Left: smoke (large) passing a racing car and its vorticity field (small). Right: smoke (large) passing an aircraft with 4 rotating propellers at a 15-degree angle of attack and its vorticity field (small). The wingtip vortices are captured by our algorithm in the vorticity field. Effective resolutions are 512x512x1024 on our adaptive grid implemented on GPU.

Abstract

We propose the adaptive hybrid particle-grid flow map method, a novel flow-map approach that leverages Lagrangian particles to simultaneously transport impulse and guide grid adaptation, introducing a fully adaptive flow map-based fluid simulation framework. The core idea of our method is to maintain flow-map trajectories separately on grid nodes and particles: the grid-based representation tracks long-range flow maps at a coarse spatial resolution, while the particle-based representation tracks both long and short-range flow maps, enhanced by their gradients, at a fine resolution. This hybrid Eulerian-Lagrangian flow-map representation naturally enables adaptivity for both advection and projection steps. We implement this method in Cirrus, a GPU-based fluid simulation framework designed for octree-like adaptive grids enhanced with particle trackers. The efficacy of our system is demonstrated through numerical tests and various simulation examples, achieving up to $512\times 512\times 2048$ effective resolution on an RTX 4090 GPU. We achieve a 1.5 to 2 $\times$ speedup with our GPU optimization over the Particle Flow Map method on the same hardware, while the adaptive grid implementation offers efficiency gains of one to two orders of magnitude by reducing computational resource requirements.

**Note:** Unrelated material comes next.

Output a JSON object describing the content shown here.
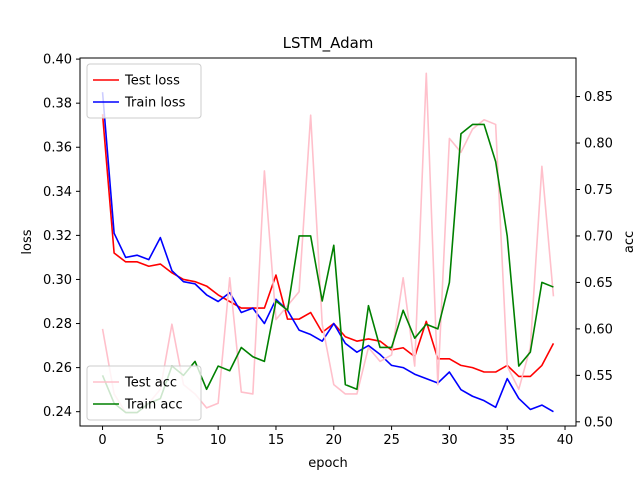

The source code has been made publicly available at: https://wang-mengdi.github.io/proj/25-cirrus/.

Usage

First, install the following dependencies:

  • xmake
  • A C++ build environment (e.g., Visual Studio on Windows)
  • NVIDIA CUDA Toolkit (for nvcc)

To build the project, run:

xmake -v

To run a simulation:

xmake r cirrus scenes/smokesphere.json

That runs for 3 min 57 seconds on a desktop with Intel i9-14900KF CPU, RTX 4090 (24G dedicated VRAM) GPU and 64G memory, generating 100 frames.